Les conversations sur les mécanismes d’emprise, les abus de pouvoir et le consentement n’ont jamais été aussi présentes qu’aujourd’hui dans l’espace médiatique. A Teacher, mini-série de Hannah Fidell diffusée sur Canal+, arrive donc à point nommé : en dix épisodes, elle retrace le rapport abusif entre Claire, une prof de lycée, et Eric, son élève de 17 ans.
À voir aussi sur Konbini
Claire Wilson (Kate Mara) s’ennuie profondément. Elle a vécu à Austin toute sa vie, épousé son petit ami du lycée et repousse mollement les injonctions de ce dernier à faire un enfant. Dans le premier épisode, la trentenaire s’offre un léger frisson d’interdit en volant un rouge à lèvres. Lorsqu’elle débarque dans un nouveau lycée et attire l’attention d’Eric (Nick Robinson), un élève introverti de 17 ans, elle commence alors à se rapprocher de lui.
Prédation sexuelle
Dans la version originale diffusée aux États-Unis, chaque volet de A Teacher est précédé d’un texte blanc sur fond noir : “Cet épisode dépeint des comportements de prédation sexuelle qui peuvent choquer.” Supprimé dans la version française, ce rappel est pourtant crucial ; car sans y regarder de trop près, il est parfois difficile de déceler le caractère abusif de la relation entre Claire et Eric.
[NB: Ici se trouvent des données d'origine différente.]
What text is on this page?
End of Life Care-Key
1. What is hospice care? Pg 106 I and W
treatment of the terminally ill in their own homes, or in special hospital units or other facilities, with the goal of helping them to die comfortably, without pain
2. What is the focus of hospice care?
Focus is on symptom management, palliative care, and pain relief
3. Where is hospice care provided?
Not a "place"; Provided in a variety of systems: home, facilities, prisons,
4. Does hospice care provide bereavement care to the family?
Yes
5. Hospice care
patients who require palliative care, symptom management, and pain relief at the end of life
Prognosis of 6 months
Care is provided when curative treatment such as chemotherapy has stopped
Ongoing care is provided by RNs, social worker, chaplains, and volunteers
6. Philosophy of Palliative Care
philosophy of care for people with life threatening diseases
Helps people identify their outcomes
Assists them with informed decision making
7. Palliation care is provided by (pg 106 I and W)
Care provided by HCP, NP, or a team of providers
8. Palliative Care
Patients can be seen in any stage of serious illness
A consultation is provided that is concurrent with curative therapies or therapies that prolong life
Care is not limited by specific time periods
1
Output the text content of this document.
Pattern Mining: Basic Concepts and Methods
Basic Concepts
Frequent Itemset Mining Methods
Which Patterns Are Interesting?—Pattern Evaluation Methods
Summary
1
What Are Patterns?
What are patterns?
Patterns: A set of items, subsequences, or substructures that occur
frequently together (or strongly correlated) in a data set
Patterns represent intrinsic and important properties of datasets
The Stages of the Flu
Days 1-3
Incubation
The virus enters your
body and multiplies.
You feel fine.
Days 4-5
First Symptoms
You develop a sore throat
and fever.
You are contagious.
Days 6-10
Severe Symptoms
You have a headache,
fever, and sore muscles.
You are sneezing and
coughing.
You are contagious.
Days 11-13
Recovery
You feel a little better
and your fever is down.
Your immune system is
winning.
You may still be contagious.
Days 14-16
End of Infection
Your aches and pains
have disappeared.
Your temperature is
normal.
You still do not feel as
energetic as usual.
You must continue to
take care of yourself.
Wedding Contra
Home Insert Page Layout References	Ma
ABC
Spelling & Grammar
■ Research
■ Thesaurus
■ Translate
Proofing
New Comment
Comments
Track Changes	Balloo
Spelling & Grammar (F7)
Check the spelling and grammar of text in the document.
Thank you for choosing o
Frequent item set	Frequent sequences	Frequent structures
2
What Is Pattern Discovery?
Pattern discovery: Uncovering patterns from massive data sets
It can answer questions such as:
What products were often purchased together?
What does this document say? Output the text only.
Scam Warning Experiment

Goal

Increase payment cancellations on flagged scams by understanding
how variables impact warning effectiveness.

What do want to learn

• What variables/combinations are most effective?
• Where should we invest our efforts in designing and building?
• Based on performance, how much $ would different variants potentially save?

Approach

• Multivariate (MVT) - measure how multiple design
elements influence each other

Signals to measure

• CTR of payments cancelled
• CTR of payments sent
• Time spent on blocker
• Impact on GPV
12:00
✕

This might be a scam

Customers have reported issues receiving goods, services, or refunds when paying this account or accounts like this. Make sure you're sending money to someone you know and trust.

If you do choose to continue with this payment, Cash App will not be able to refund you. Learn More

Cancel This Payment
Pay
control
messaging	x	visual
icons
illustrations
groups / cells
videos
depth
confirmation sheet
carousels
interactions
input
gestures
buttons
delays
À chaque détour, A Teacher s’efforce de complexifier son récit et d’éviter tout manichéisme. Claire n’a pas l’étoffe d’une prédatrice, et la manière dont elle gagne progressivement la confiance d’Eric est presque imperceptible. Elle accepte de lui offrir des cours particuliers en dehors de l’école. Elle vient le chercher après une fête trop arrosée. Un samedi matin, elle lui propose de visiter le campus de l’Université du Texas, où Eric rêve d’étudier. Et elle lui demande de ne pas ébruiter ces petites attentions. Individuellement, ces gestes peuvent sembler innocents. Accumulés, ils instaurent lentement mais sûrement un abus de pouvoir entre la prof et son élève, qui se retrouve vite épris de la jeune femme.
Équilibre précaire
Inutilement sulfureuse par moments, trop contenue par d’autres, la série brille par petites touches : le fait que Claire soit une femme bouleverse nos idées préconçues, mais quand un ami d’Eric se met en tête de sortir avec une jeune fille de 14 ans, le parallèle entre les deux relations est frappant. Les disparités de genre sont toujours observées avec finesse, comme lorsque Eric, en grande détresse psychologique, est considéré comme un héros pour avoir réussi à “choper sa prof bonasse”.
Mais à trop vouloir nuancer son sujet, la série finit parfois par rester en surface des mécanismes qu’elle tente de décrire. À plusieurs reprises, elle flirte avec la romanticisation du rapport abusif, risquant de renforcer le cliché qu’elle voudrait dénoncer : certaines scènes intimes, accompagnées d’une musique éthérée, paraissent plus émoustillantes que malsaines. Son aspect le plus regrettable reste l’écriture du personnage d’Eric, sous-développé par rapport à Claire – un déséquilibre fâcheux pour une série qui semble parfois exprimer plus d’intérêt pour l’agresseuse que pour sa victime. Il faudra attendre une conclusion rapidement évacuée pour que la perspective du personnage s’étoffe enfin. Heureusement, Nick Robinson, connu pour son rôle dans Love, Simon, parvient à s’accommoder d’un script parfois limité et livre une interprétation tout en finesse. Dommage que la série ne soit pas toujours à la hauteur du talent de son casting.